De DDH's waren geconcentreerd langs de zuidwestelijke flank van de onlangs uitgebreide Carlin West Ag in bodem anomale zone. Het splitsen, loggen en bemonsteren van alle DDH's is vervolgens voltooid, waarbij 832 monsters zijn doorgestuurd naar Bureau Veritas Commodities Canada ("BVC") in Vancouver voor analyse. BVC geeft aan dat zij hun achterstand in monsters aan het wegwerken zijn en medio november met de resultaten zullen beginnen.

Keno Hill Quartzite (KHQ), kwartsitische metasedimenten (MSD), grafietschisten (GSH) en greenstone (G) (gemetamorfoseerde gabbro en dioriet) waren de meest voorkomende lithologieën. KHQ, in sommige gevallen ingebed met MSD en GSH, is dominant in boring MLM22-010-013. Tussenliggende MSD en GSH zijn de overheersende lithologieën in MLM22-005-009.

In MLM22- 009, 010 en 013 werd groensteen op diepte waargenomen. Uitgebreide silicificatie werd vastgesteld in MLM22-005-011. Kwartsaders zijn uitgebreid aanwezig in het grootste deel van de kern en alle DDH's bevatten aders en verspreiding van pyriet.

Galena en sphaleriet, gebruikelijke indicatoren van de Keno Hill-mijnbouw, werden aangetroffen in 6 van de 8 boringen. Galena en sfaleriet kwamen meestal voor in smalle strengen of lagen in holtes in kwartsaders. De boringen bevatten ook aanzienlijke pyrietmineralisatie die minder vaak voorkomt in het Keno Camp, behalve in de Husky Southwest en Husky Mines.

Husky Southwest viel ook op door de zeldzame aanwezigheid van galena en bijzonder moeilijk herkenbare ertszones (Cathro 2006, The History and Geology of the Keno Hill Camp). Eén boring, MLM22-010, lijkt te zijn geëindigd met de laatste 5 cm in een gemineraliseerde aderstructuur met gelamineerd sideriet en sulfosalten.

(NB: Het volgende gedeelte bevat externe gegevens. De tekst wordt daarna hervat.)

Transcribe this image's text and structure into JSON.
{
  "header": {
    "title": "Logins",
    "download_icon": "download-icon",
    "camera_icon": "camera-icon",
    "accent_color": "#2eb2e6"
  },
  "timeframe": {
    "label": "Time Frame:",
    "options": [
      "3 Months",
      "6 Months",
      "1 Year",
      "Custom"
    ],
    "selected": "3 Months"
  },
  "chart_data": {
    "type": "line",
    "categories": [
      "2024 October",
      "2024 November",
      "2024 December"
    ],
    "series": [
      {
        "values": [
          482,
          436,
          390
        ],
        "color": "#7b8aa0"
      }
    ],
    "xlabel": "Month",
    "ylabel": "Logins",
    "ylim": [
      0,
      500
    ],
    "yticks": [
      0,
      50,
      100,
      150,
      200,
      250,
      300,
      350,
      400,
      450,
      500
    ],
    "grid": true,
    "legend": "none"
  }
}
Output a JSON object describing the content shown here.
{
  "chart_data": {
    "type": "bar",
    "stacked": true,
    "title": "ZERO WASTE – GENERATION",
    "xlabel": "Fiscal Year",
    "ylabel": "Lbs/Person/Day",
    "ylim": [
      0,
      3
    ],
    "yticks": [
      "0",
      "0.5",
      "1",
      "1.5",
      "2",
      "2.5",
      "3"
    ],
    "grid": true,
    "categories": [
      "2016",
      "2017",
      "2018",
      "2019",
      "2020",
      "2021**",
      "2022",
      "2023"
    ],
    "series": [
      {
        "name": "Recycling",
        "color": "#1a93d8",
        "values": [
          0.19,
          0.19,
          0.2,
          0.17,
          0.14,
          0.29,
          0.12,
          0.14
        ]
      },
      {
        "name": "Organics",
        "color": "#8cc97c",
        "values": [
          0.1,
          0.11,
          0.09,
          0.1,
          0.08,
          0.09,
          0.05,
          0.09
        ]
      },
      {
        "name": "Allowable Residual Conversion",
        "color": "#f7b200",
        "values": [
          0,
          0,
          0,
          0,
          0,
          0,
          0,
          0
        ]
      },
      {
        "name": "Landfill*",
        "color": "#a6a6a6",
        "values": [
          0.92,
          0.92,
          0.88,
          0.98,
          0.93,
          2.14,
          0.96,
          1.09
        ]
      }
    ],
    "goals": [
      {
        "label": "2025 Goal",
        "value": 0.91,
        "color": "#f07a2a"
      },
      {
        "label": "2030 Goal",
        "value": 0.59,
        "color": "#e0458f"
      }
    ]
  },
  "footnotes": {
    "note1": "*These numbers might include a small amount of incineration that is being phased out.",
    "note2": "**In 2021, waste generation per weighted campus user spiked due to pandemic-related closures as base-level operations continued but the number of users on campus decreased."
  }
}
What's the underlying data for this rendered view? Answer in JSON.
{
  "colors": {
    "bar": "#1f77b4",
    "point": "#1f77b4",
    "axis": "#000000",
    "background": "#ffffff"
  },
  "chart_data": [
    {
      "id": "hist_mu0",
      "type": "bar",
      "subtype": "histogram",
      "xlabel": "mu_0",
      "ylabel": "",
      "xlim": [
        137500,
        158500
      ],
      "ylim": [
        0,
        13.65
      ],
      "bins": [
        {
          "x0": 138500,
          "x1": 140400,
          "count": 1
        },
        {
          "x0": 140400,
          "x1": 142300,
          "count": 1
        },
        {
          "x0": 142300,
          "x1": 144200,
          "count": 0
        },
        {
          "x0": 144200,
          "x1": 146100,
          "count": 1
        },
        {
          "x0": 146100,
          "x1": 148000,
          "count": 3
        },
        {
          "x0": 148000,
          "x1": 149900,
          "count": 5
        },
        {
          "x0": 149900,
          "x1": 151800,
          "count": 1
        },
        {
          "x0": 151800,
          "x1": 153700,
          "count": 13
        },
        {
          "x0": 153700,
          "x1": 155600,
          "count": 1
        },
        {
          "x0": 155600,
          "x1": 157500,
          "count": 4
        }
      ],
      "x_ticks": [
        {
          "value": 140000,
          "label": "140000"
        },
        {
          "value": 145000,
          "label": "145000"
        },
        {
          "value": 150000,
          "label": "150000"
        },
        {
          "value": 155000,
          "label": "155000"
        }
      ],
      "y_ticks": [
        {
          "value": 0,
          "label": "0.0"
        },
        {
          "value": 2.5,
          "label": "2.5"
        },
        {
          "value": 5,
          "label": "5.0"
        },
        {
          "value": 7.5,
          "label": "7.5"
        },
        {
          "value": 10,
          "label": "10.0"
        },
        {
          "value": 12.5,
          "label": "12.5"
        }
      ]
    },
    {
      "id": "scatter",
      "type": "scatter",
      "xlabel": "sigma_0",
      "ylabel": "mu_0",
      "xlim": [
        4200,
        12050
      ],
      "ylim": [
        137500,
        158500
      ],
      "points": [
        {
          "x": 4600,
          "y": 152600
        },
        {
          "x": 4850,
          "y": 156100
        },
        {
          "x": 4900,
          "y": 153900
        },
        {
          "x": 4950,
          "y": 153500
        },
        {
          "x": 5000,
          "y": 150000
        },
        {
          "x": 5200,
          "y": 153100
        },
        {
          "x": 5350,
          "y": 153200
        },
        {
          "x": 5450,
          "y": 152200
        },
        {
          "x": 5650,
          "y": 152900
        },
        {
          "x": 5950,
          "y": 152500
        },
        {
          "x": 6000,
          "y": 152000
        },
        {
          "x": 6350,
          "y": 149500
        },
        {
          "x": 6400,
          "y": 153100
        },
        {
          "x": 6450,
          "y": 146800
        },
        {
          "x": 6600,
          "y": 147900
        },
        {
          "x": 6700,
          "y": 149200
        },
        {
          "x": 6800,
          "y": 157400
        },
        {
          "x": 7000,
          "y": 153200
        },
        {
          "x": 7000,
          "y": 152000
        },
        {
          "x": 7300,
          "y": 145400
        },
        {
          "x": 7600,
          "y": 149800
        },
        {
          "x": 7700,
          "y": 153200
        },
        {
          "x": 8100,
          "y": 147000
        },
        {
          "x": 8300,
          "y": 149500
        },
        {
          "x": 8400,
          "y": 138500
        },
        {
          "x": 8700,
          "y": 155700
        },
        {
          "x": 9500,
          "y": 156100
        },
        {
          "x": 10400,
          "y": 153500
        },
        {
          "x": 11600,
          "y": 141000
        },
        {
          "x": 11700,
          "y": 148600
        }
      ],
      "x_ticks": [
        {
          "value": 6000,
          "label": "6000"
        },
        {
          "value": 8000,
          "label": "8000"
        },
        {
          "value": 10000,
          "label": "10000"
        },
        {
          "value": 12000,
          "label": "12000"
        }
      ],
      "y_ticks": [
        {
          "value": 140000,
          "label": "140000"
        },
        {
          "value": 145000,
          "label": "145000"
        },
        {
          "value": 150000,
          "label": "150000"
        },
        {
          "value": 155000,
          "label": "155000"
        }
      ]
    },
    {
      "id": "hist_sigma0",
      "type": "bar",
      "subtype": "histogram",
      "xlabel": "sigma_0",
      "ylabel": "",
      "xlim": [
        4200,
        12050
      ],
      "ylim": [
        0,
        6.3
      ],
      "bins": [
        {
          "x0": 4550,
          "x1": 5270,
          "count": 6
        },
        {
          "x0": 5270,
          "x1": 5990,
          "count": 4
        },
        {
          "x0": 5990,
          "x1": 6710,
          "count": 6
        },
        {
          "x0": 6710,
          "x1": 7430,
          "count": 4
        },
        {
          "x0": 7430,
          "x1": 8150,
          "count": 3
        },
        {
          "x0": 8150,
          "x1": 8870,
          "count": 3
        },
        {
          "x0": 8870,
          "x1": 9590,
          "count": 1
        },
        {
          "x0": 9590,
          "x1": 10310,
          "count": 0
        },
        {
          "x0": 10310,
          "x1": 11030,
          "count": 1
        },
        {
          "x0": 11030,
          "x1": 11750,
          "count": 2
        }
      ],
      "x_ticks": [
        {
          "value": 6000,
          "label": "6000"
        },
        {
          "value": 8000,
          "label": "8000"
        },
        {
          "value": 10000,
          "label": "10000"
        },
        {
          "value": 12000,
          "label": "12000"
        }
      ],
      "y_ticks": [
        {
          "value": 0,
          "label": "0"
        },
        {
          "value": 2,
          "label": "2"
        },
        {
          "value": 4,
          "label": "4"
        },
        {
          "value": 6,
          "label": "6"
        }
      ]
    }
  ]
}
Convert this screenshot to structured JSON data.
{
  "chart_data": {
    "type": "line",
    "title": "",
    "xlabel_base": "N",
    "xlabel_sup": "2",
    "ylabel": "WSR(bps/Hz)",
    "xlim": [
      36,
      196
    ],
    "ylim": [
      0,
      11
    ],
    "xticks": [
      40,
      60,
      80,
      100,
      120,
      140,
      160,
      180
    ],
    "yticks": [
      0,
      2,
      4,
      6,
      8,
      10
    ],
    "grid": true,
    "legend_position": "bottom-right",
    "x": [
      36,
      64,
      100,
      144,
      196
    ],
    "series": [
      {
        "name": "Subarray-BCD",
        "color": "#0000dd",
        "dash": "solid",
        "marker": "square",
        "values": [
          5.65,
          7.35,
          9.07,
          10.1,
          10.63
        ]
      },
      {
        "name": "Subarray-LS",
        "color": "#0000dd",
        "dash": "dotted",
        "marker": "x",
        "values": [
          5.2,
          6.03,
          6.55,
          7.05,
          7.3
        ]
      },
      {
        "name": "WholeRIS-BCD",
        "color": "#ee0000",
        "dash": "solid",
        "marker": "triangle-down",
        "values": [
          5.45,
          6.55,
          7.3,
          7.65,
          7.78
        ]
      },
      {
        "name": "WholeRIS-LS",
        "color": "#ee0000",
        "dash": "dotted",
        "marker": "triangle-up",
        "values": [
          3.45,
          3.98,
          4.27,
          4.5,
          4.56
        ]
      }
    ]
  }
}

De boorkern werd van de boorlocaties in Carlin West vervoerd naar een veilige locatie in Keno of Whitehorse, waar een voorlopige logboek- en fotoverificatie van de boorkern werd uitgevoerd.

Om de 25 monsters werden afwisselend blanco's en standaarden ingebracht. De monsters werden vervolgens verzegeld in polyzakjes en elk zakje werd geïdentificeerd met een deel van een driedelig monsterlabel. De monsters werden afgeleverd bij het BVC-laboratorium in Whitehorse.

De pulp voor analyse werd voorbereid en vervolgens verzonden naar het BVC-analyselaboratorium in Vancouver, B.C. voor analyse en bepaling, waar 15 g van elk monster wordt geanalyseerd door middel van Aqua regia-ontsluiting, ICP-MS-analyse (BMV AQ201) voor 36 elementen (Ag, Al, As, Au, B, Ba, Bi, Ca, Cd, Co, Cr, Cu, Fe, Ga, Hg, K, La, Mg, Mn, Mo, Na, Ni, P, Pb, S, Sb, Sc, Se, Sr, Te, Th, Ti, Tl, U, V, W, Zn) BVM voldoet aan ISO/IEC 7025 en ISO 9001. Alle processen tijdens de voorbereiding en analyse van een monster zijn onderworpen aan strenge QA/QC-controles. Bovendien werden op regelmatige tijdstippen een aantal blanco's en commerciële standaarden ingevoegd.

Een beoordeling van de resultaten en de kwaliteitscontrole bracht geen onregelmatigheden aan het licht.